Funktion und Aufgabenbereich
Die offizielle Stellenbezeichnung sowie eine konkrete Beschreibung der ausgeführten Aufgaben und Verantwortlichkeiten — nicht nur Stichworte.
Leistungsbeurteilung (Vollzeugnis)
Beurteilung der fachlichen Leistung, Arbeitsweise, Belastbarkeit und Erfolge. Bezogen auf beobachtbares Verhalten, nicht auf Pauschalurteile.
Verhaltensbeurteilung (Vollzeugnis)
Beurteilung des Verhaltens gegenüber Vorgesetzten, Kollegen und gegebenenfalls Kunden — sachlich, ohne diskriminierende Hinweise.
Schlussformel
Grund der Beendigung (sofern die Person zustimmt oder dies für das Verständnis notwendig ist), Dank, gute Wünsche für den weiteren Berufsweg.
Die vier Grundprinzipien
Wohlwollen
Das Zeugnis muss das berufliche Fortkommen der Person nicht erschweren. Negative Tatsachen werden nur erwähnt, wenn sie für das Gesamtbild wesentlich sind.
Wahrheit
Zugleich muss das Zeugnis wahrheitsgemäss sein. Geschönte Zeugnisse können den Folgegeber haftbar machen — und dem nachfolgenden Arbeitgeber Schaden zufügen.
Vollständigkeit (Vollzeugnis)
Im qualifizierten Vollzeugnis dürfen wesentliche Aspekte nicht weggelassen werden. Fehlt etwa die Verhaltensbeurteilung, ist das auffällig — und problematisch.
Klarheit
Das Zeugnis muss für Dritte verständlich sein. Versteckte Codes, doppelbödige Formulierungen und Mehrdeutigkeiten widersprechen dem Klarheitsgebot.
Wohlwollen vs. Wahrheit — wie lösen?
Ein klassisches Spannungsfeld: Eine Mitarbeiterin hat fachlich gut gearbeitet, war aber im Team schwierig. Das Zeugnis darf weder die Schwierigkeiten dramatisieren noch sie verschweigen. Lösungswege, die in Lehre und Rechtsprechung anerkannt sind:
- Beobachtbares Verhalten beschreiben, nicht moralisch bewerten. Statt „schwierig im Team" → konkret nennen, was tatsächlich beobachtet wurde.
- Gewichtung wählen: Was war für die Rolle wesentlich? Wenn die Stelle überwiegend fachlich geprägt war, darf das Verhalten kürzer ausfallen — nicht aber vollständig fehlen.
- Doppelbödigkeit vermeiden: Eine Formulierung, die Branchenkennende anders lesen als die betroffene Person, verletzt das Klarheitsgebot.
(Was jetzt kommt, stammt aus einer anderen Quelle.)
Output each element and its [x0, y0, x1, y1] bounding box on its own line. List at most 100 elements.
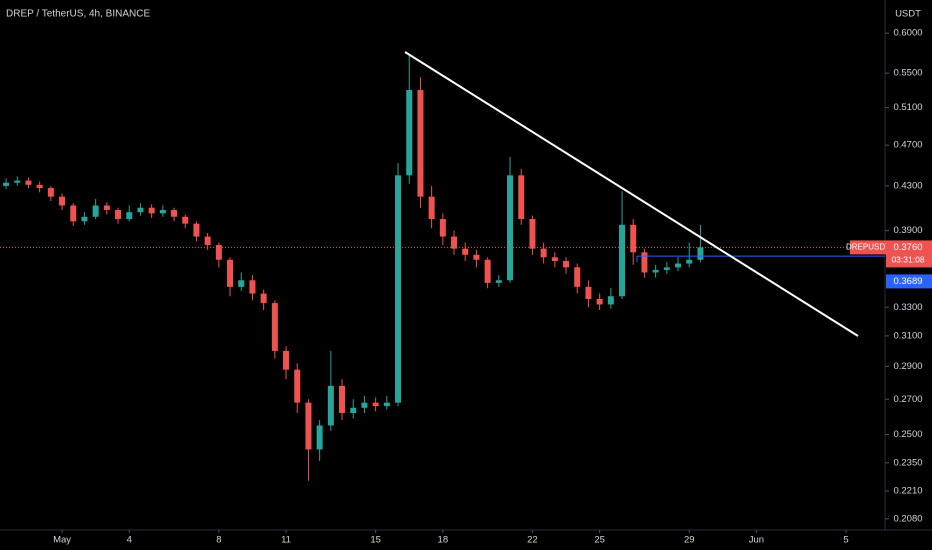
- candle-body: [215, 244, 222, 260]
- x-tick-label: Jun: [749, 535, 764, 546]
- y-tick-label: 0.3100: [893, 330, 922, 341]
- candle-body: [70, 205, 77, 222]
- candle-body: [204, 236, 211, 245]
- y-tick-label: 0.3300: [893, 302, 922, 313]
- candle-body: [563, 261, 570, 268]
- x-tick-label: 29: [684, 535, 695, 546]
- y-tick-label: 0.2080: [893, 513, 922, 524]
- candle-body: [3, 182, 10, 186]
- candle-body: [473, 254, 480, 260]
- candle-body: [171, 209, 178, 217]
- candle-body: [361, 402, 368, 408]
- candle-body: [417, 90, 424, 197]
- candle-body: [652, 269, 659, 273]
- plot: [0, 55, 885, 481]
- candle-body: [81, 216, 88, 222]
- x-tick-label: 25: [594, 535, 605, 546]
- alert-price-box: [886, 274, 932, 289]
- candle-body: [697, 247, 704, 260]
- y-tick-label: 0.5500: [893, 68, 922, 79]
- candle-body: [641, 252, 648, 273]
- candle-body: [585, 286, 592, 299]
- x-tick-label: 22: [527, 535, 538, 546]
- candle-body: [395, 175, 402, 403]
- candle-body: [159, 209, 166, 214]
- candle-body: [294, 369, 301, 403]
- trend-line: [404, 51, 859, 337]
- candle-body: [607, 296, 614, 305]
- x-tick-label: 4: [127, 535, 132, 546]
- y-tick-label: 0.4300: [893, 180, 922, 191]
- candle-body: [283, 350, 290, 370]
- candle-body: [14, 180, 21, 183]
- candle-body: [619, 224, 626, 297]
- candle-body: [686, 259, 693, 264]
- y-tick-label: 0.2350: [893, 457, 922, 468]
- y-tick-label: 0.2700: [893, 394, 922, 405]
- candle-body: [675, 263, 682, 268]
- candle-body: [25, 180, 32, 185]
- candle-body: [227, 259, 234, 287]
- y-tick-label: 0.5100: [893, 102, 922, 113]
- candle-body: [383, 402, 390, 407]
- symbol-box: [850, 240, 886, 255]
- x-tick-label: 8: [216, 535, 221, 546]
- y-tick-label: 0.6000: [893, 28, 922, 39]
- candle-body: [663, 267, 670, 270]
- x-tick-label: May: [53, 535, 71, 546]
- candle-body: [462, 248, 469, 255]
- candle-body: [103, 205, 110, 210]
- candle-body: [518, 175, 525, 220]
- y-tick-label: 0.4700: [893, 140, 922, 151]
- candle-body: [59, 196, 66, 206]
- candle-body: [540, 248, 547, 258]
- candle-body: [495, 280, 502, 283]
- y-tick-label: 0.3900: [893, 225, 922, 236]
- last-price-box: [886, 240, 932, 268]
- candle-body: [47, 188, 54, 197]
- candle-body: [350, 407, 357, 414]
- x-tick-label: 15: [370, 535, 381, 546]
- candle-body: [574, 267, 581, 287]
- y-tick-label: 0.2900: [893, 361, 922, 372]
- candle-body: [92, 205, 99, 217]
- y-tick-label: 0.2210: [893, 486, 922, 497]
- candle-body: [305, 402, 312, 450]
- x-tick-label: 18: [438, 535, 449, 546]
- candle-body: [148, 207, 155, 214]
- candle-body: [115, 209, 122, 220]
- candle-body: [126, 212, 133, 220]
- chart-title: DREP / TetherUS, 4h, BINANCE: [6, 9, 150, 20]
- symbol-label: DREPUSDT: [846, 243, 890, 252]
- candle-body: [249, 280, 256, 294]
- candle-body: [630, 224, 637, 253]
- candle-body: [36, 184, 43, 189]
- candle-body: [339, 385, 346, 414]
- candle-body: [327, 385, 334, 426]
- candle-body: [451, 236, 458, 249]
- candle-body: [596, 298, 603, 305]
- candle-body: [406, 90, 413, 176]
- candle-body: [316, 425, 323, 450]
- x-tick-label: 11: [281, 535, 291, 546]
- candle-body: [271, 303, 278, 351]
- candle-body: [260, 293, 267, 304]
- candle-body: [529, 219, 536, 249]
- candle-body: [551, 257, 558, 262]
- candle-body: [182, 216, 189, 224]
- candle-body: [238, 280, 245, 287]
- currency: USDT: [895, 9, 921, 20]
- candle-body: [372, 402, 379, 407]
- candle-body: [507, 175, 514, 281]
- candle-body: [439, 219, 446, 237]
- last-price-label: 0.3760: [893, 242, 922, 253]
- candle-body: [137, 207, 144, 213]
- candle-body: [193, 223, 200, 237]
- y-tick-label: 0.2500: [893, 429, 922, 440]
- countdown-label: 03:31:08: [891, 255, 924, 265]
- x-tick-label: 5: [843, 535, 848, 546]
- candle-body: [428, 196, 435, 220]
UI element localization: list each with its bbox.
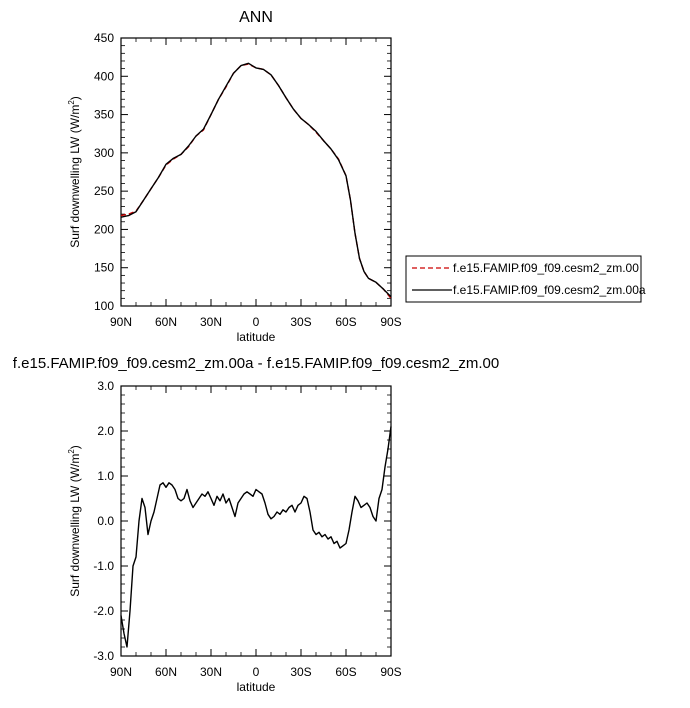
top-x-tick-label: 60N: [155, 315, 177, 329]
bottom-y-axis-label-close: ): [68, 445, 82, 449]
bottom-chart-title: f.e15.FAMIP.f09_f09.cesm2_zm.00a - f.e15…: [13, 355, 499, 372]
top-y-axis-label-close: ): [68, 96, 82, 100]
bottom-x-tick-label: 0: [253, 665, 260, 679]
top-y-tick-label: 150: [94, 261, 114, 275]
bottom-series-line-1: [120, 426, 392, 648]
top-x-tick-label: 90N: [110, 315, 132, 329]
bottom-y-axis-label-main: Surf downwelling LW (W/m: [68, 454, 82, 597]
top-y-tick-label: 250: [94, 184, 114, 198]
bottom-x-tick-label: 90N: [110, 665, 132, 679]
top-x-tick-label: 90S: [380, 315, 401, 329]
top-series-line-1: [120, 63, 392, 299]
bottom-x-axis-label: latitude: [237, 680, 276, 694]
top-y-axis-label: Surf downwelling LW (W/m2): [67, 96, 82, 248]
bottom-x-tick-label: 30S: [290, 665, 311, 679]
top-chart-title: ANN: [239, 9, 273, 26]
bottom-x-tick-label: 30N: [200, 665, 222, 679]
bottom-y-tick-label: -1.0: [93, 559, 114, 573]
top-x-axis-label: latitude: [237, 330, 276, 344]
bottom-x-tick-label: 60N: [155, 665, 177, 679]
top-y-tick-label: 100: [94, 299, 114, 313]
top-y-tick-label: 450: [94, 31, 114, 45]
top-x-tick-label: 0: [253, 315, 260, 329]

- Zwischenzeugnisse nutzen: Ein gut formuliertes Zwischenzeugnis vermeidet, dass das Schlusszeugnis zur Konfliktarena wird.
Berichtigungsanspruch
Ist das Arbeitszeugnis aus Sicht der betroffenen Person unrichtig, besteht ein Berichtigungsanspruch. Praktisch bedeutet das: Die Person bezeichnet konkret, welche Stellen sie beanstandet, und der Arbeitgeber muss seine Beurteilung sachlich begründen können. Ohne Belege ist die Position des Arbeitgebers vor Gericht schwach — Stichwort Dokumentation aus Mitarbeitendengesprächen, Zielerreichungen, dokumentierten Vorfällen.
Strittig ist in der Praxis selten der Wortlaut, sondern ob eine bestimmte qualitative Beurteilung haltbar ist. Genau hier hilft ein strukturierter Prozess wie ZeugnisPilot: Der Compliance-Check markiert Formulierungen, die typischerweise Streit auslösen, und schlägt belegbare Alternativen vor.
Was Art. 330a OR nicht regelt
- Keine starre Frist für die Ausstellung — die Lehre verlangt „angemessen", die Praxis denkt in Tagen bis wenigen Wochen.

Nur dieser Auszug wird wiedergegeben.